América e Atlântico
O América, sem Walex e Mateus Gaúcho, perdeu para o Atlântico, por 4 a 2, na partida de ida da semifinal da Liga Gaúcha Futsal. O jogo foi no sábado (04), no Poliesportivo, em Tapera.
A partida foi eletrizante, do começo ao fim, apesar das diferenças existentes entre as duas equipes. De um lado, estava o América, com apenas 08 jogadores de linha, e do outro o Atlântico, com 11. Mesmo assim, o América mostrou que não está entre os quatro melhores do RS à toa. Apesar de limitado, em quantidade e qualidade, o time do Banana emparedou o adversário em alguns momentos do jogo, que foi decidido no detalhe.

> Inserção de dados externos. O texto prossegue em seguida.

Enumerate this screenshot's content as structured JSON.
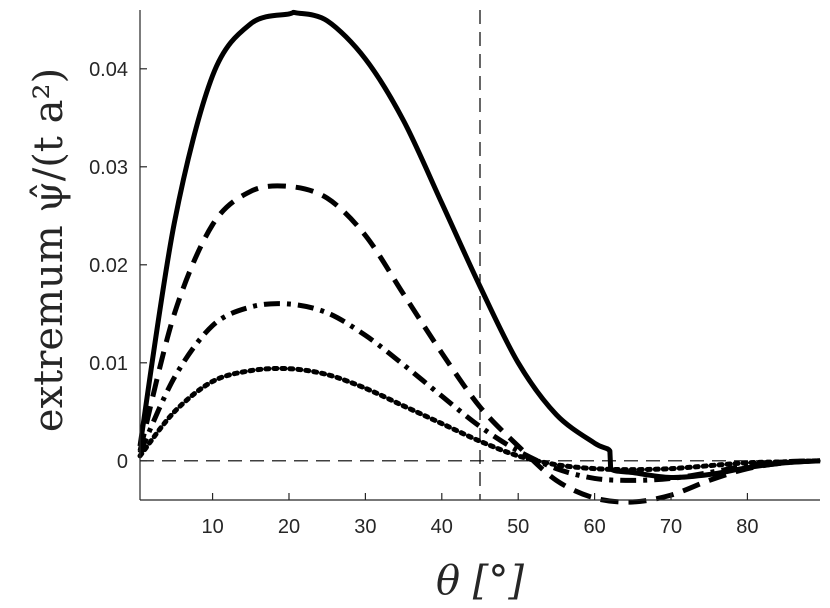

Venceu quem aproveitou melhor as chances criadas. E o futsal, assim como na vida não perdoa e não volta atrás.
A diferença entre times grande e pequeno é verificada na cara do gol e isso ficou comprovado mais uma vez no jogo de sábado. O aproveitamento do grande é infinitamente melhor que o do pequeno e por isso o êxito no marcador. Time grande cria 04 oportunidades e aproveita 02. Time pequeno precisa criar 10 para fazer 02. É complicado.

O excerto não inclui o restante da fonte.